Home San Francisco Tells Parking Apps To Stop Auctioning Spaces

San Francisco Tells Parking Apps To Stop Auctioning Spaces

Turns out selling access to public parking spaces is, in fact, illegal. 

Today the City of San Francisco issued a cease-and-desist order to Monkey Parking, a mobile application that allows drivers to bid on public parking spaces that are about to be vacated by another driver. Two other parking startups that attempt to monetize public parking spaces, Sweetch and ParkModo, will receive cease-and-desist demands this week, according to the city attorney’s office.

See also: A New Parking App Wants You To Share Something You Don’t Own

In a letter to Monkey Parking today, the city’s legal authority states that the San Francisco police code “prohibits individuals and companies from buying, selling or leasing public on-street parking.” The city can fine drivers up to $300 for leasing or renting public parking spots, and Monkey Parking could face fines of up to $2,500 per violation should the city decide to sue.
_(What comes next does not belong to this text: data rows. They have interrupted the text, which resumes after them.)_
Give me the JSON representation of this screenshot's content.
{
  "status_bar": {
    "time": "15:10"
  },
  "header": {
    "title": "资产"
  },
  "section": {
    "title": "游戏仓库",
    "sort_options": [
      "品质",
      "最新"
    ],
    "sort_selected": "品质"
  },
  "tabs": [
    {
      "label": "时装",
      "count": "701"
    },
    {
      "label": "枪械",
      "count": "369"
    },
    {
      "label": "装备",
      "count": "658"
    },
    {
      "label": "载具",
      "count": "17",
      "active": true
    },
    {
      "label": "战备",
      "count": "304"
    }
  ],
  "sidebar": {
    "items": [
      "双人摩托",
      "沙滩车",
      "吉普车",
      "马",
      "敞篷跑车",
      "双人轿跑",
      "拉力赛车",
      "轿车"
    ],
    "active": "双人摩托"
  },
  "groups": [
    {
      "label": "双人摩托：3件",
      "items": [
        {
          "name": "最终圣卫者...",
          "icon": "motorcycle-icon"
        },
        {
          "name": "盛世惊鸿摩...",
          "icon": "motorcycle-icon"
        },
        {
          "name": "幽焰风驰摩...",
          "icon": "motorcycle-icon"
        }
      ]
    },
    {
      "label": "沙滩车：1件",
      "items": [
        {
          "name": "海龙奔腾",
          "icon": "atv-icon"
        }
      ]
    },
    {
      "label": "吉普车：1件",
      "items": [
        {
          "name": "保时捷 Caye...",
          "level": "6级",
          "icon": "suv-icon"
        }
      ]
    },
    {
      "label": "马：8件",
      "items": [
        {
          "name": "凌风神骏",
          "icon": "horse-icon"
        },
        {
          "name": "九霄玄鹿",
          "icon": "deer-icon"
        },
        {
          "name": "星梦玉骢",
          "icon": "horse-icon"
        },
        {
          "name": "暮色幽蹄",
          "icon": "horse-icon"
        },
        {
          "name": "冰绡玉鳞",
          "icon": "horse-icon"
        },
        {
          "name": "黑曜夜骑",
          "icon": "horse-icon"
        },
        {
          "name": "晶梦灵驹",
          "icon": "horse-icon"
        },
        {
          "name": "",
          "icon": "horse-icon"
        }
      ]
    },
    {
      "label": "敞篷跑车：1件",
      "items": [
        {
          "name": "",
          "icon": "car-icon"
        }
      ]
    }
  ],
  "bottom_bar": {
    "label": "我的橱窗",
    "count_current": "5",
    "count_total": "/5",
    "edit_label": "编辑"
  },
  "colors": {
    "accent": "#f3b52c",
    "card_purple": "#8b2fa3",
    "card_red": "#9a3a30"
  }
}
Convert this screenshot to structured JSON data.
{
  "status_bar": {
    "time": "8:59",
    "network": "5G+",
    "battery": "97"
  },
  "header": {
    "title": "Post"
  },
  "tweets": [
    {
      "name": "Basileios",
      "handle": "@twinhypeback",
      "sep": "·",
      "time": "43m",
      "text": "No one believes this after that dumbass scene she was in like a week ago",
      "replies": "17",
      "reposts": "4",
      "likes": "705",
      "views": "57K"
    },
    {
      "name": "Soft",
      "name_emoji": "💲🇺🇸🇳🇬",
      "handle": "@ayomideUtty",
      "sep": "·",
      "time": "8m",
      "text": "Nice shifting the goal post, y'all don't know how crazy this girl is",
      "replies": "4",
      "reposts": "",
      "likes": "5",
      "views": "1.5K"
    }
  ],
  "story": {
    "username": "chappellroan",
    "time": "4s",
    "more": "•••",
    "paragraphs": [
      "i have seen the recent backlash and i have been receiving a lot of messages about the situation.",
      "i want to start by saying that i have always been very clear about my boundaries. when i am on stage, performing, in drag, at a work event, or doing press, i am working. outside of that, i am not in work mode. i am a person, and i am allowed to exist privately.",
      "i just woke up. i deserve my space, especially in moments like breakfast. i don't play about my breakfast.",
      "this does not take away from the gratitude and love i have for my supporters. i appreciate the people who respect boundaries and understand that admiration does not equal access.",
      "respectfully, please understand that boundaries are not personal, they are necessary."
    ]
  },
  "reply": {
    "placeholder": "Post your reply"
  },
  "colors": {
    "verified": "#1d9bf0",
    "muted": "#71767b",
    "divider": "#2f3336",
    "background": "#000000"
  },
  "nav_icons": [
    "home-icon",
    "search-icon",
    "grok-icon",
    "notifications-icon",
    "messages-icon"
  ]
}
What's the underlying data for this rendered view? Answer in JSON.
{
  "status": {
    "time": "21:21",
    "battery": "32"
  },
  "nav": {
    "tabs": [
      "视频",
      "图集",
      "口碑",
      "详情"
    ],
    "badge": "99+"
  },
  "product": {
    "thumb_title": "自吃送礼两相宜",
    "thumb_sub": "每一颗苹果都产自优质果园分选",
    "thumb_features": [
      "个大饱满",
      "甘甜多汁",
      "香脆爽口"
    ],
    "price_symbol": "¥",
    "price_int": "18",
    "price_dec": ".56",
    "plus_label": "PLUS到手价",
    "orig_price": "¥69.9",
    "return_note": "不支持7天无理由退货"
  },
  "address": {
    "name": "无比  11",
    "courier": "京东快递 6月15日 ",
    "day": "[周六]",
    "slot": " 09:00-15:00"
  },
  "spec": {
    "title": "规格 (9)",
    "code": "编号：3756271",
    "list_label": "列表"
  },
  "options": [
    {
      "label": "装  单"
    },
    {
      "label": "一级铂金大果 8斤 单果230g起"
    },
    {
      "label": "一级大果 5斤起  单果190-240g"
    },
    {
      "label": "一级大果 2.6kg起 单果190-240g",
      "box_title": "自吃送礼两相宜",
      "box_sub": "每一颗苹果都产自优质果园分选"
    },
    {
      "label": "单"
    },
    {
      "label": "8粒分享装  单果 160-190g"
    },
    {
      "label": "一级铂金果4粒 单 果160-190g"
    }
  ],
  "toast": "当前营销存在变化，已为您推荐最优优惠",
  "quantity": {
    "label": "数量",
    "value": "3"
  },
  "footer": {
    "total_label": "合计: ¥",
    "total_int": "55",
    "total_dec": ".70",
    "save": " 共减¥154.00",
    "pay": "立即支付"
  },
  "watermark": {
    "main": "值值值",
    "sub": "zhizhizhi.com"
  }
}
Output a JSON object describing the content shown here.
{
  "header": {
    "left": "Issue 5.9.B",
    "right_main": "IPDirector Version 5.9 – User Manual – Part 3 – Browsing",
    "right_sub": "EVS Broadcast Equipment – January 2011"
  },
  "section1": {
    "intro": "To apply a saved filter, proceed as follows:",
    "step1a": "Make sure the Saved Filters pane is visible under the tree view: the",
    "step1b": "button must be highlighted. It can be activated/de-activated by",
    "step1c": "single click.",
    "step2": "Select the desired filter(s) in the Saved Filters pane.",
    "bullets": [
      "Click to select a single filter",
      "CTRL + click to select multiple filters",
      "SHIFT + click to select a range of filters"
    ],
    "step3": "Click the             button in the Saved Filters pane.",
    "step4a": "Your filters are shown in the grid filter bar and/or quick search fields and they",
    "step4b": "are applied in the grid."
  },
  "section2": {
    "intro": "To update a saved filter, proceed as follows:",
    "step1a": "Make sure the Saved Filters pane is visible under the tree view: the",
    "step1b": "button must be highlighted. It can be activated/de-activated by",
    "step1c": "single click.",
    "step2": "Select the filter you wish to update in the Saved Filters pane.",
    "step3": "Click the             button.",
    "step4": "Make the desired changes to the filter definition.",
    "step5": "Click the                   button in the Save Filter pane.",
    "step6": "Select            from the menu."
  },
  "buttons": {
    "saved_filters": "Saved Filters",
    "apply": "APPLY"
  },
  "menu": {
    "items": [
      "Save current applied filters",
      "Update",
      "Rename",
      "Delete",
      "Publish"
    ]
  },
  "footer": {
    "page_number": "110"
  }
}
“Technology has given rise to many laudable innovations in how we live and work—and Monkey Parking is not one of them,” San Francisco City Attorney Dennis Herrera said in a statement. “It’s illegal, it puts drivers on the hook for $300 fines, and it creates a predatory private market for public parking spaces that San Franciscans will not tolerate.”

Frustrations with applications like Monkey Parking and Sweetch are nothing new to San Francisco residents. In neighborhoods like the Mission District where tensions between longtime locals and new residents who move to the city to work in the technology industry have come to a head in recent months, “sharing economy” applications like peer-to-peer parking services are viewed as disruptive to the community—not the industry itself. 

The city has also asked Apple to remove the application from the App Store. According to the city attorney’s office, Monkey Parking—and, presumably, other pay-to-park applications—violate Apple’s own guidelines because they don’t comply with legal requirements in San Francisco.